Followers of Jesus who celebrate Passover are struck by the Messianic significance embedded in the observance. During the traditional Jewish seder, the stripped and bruised matzah is broken, wrapped in a white linen, and temporarily hidden in the home, only to be searched for and discovered later by the children. This ancient tradition is reminiscent of our Savior, who was whipped, crucified, laid to rest in the tomb, and rose again.
The wine, which is customarily dripped onto a white plate, reminds of us the blood Messiah poured out for us so that we might be saved. He is our sacrificial lamb, the one that gives us the unmeasurable opportunity to appear before the Father as a new man, clean of sin. The parallels continue with every aspect of the traditional ceremony, and serves as confirmation that the Passover is still relevant today.

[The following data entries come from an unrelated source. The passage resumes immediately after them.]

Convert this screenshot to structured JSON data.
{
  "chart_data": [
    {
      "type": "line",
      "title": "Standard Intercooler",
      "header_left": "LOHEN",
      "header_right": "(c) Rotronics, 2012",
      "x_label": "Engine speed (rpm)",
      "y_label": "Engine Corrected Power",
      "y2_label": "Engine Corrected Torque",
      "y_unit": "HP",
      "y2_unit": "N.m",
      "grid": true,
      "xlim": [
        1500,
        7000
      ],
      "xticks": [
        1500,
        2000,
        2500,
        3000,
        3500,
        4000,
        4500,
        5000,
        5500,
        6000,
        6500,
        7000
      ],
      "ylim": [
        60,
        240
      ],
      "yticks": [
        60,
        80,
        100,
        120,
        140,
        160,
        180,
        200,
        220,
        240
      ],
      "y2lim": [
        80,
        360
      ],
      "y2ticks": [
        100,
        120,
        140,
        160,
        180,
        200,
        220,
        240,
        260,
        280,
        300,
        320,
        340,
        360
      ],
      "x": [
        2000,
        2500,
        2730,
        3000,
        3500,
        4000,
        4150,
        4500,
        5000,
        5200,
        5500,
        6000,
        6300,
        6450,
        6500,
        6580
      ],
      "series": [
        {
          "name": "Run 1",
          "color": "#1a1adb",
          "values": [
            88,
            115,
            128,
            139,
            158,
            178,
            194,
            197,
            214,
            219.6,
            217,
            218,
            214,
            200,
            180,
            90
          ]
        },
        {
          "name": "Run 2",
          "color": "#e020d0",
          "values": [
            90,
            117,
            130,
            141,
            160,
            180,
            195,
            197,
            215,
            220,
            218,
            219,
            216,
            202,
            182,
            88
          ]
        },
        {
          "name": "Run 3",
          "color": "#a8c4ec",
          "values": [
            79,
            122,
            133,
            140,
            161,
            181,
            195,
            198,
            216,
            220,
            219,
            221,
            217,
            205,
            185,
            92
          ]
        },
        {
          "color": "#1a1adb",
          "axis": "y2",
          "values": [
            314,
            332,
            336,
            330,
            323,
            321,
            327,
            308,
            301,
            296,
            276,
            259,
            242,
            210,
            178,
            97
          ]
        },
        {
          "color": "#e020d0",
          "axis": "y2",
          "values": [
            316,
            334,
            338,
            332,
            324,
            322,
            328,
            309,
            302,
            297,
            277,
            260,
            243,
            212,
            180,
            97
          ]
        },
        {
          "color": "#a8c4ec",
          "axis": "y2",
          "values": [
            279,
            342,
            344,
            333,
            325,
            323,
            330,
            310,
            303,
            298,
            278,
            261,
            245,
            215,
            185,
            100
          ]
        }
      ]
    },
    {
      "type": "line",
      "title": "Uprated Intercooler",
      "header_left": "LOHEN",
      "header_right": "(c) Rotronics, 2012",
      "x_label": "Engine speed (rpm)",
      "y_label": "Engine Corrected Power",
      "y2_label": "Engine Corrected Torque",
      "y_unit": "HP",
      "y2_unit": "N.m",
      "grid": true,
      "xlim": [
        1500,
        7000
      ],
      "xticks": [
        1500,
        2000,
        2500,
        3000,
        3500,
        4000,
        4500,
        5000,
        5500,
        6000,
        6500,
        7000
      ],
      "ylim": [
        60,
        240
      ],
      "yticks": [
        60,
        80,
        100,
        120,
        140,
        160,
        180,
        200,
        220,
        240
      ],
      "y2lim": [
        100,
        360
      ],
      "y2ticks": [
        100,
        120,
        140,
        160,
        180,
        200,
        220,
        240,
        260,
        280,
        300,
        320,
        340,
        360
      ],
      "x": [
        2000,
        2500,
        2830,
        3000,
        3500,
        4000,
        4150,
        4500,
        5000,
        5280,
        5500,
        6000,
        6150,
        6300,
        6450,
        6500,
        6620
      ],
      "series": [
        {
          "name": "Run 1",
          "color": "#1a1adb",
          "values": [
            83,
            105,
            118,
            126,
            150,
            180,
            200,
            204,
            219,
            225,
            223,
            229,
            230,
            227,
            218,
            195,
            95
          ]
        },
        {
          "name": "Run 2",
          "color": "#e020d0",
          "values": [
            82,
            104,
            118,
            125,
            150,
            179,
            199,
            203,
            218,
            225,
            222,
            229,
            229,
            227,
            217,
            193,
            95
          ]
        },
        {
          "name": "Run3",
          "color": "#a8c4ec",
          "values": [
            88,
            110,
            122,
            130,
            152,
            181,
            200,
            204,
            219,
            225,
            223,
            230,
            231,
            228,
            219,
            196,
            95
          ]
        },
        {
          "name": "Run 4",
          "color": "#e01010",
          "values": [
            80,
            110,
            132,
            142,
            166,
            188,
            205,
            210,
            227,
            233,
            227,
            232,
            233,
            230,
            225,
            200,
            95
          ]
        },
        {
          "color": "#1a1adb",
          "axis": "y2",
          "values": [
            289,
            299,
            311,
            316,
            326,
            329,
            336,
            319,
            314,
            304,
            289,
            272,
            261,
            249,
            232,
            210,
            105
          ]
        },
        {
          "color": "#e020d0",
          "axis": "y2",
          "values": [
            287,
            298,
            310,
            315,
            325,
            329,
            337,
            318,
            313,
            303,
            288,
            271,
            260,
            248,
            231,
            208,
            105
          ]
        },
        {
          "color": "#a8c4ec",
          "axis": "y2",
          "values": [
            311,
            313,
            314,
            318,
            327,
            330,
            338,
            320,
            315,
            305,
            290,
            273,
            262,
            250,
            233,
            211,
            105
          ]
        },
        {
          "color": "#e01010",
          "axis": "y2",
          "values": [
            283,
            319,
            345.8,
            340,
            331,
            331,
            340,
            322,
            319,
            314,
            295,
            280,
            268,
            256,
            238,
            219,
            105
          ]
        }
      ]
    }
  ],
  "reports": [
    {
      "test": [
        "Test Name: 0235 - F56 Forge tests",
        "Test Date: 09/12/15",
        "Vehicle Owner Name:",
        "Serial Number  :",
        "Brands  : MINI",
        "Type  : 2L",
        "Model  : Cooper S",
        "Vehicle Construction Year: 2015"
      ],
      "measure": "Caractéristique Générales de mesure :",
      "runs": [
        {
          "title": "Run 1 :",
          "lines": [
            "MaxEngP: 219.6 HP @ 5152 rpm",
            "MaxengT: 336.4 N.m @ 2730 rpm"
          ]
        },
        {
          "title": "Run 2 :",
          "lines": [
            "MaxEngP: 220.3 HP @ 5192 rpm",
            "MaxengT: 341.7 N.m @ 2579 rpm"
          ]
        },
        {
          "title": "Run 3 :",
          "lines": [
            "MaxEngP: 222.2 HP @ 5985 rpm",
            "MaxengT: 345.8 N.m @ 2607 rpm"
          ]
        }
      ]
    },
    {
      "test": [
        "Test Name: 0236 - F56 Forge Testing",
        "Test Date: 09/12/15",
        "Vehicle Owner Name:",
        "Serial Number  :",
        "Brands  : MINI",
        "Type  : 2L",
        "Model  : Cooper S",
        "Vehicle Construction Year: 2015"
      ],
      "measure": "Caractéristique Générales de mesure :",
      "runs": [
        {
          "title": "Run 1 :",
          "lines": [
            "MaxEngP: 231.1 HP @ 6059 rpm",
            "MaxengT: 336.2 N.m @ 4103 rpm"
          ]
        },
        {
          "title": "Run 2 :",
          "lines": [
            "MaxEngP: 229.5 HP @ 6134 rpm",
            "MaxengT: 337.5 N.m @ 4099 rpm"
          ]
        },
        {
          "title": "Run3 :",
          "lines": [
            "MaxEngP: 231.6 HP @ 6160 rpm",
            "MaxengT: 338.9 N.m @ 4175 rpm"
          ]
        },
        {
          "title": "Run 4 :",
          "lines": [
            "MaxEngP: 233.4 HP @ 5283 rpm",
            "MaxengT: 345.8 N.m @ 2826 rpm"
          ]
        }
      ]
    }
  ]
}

Christians, too, are to rid ourselves of leaven, as stated in 1 Corinthians 5, “Get rid of the old yeast, so that you may be a new unleavened batch—as you really are. For Messiah, our Passover lamb, has been sacrificed.”
The night before his torture and execution, we see Yeshua partaking of the Passover meal with the disciples. It was here that He lifted the matzah and wine, saying, “Take, eat; this is My body... Drink from it, all of you; for this is My blood of the covenant, which is being poured out for many for forgiveness of sins.”
When Christians celebrate Passover, we are participating in the remembrance of the greatest story ever given to mankind. We are teaching our children about the life, death, and resurrection of our Savior, the King of Israel. Passover reminds us that without the sacrifice of Messiah, we would be no different than the uncovered Egyptian houses in Exodus. But because we have chosen to mark our hearts with the shed blood of the Lamb, Believers are free to leave Egypt behind, and journey into the Land with songs of joy and great deliverance.
From our family to yours, I wish you a blessed and meaningful Passover!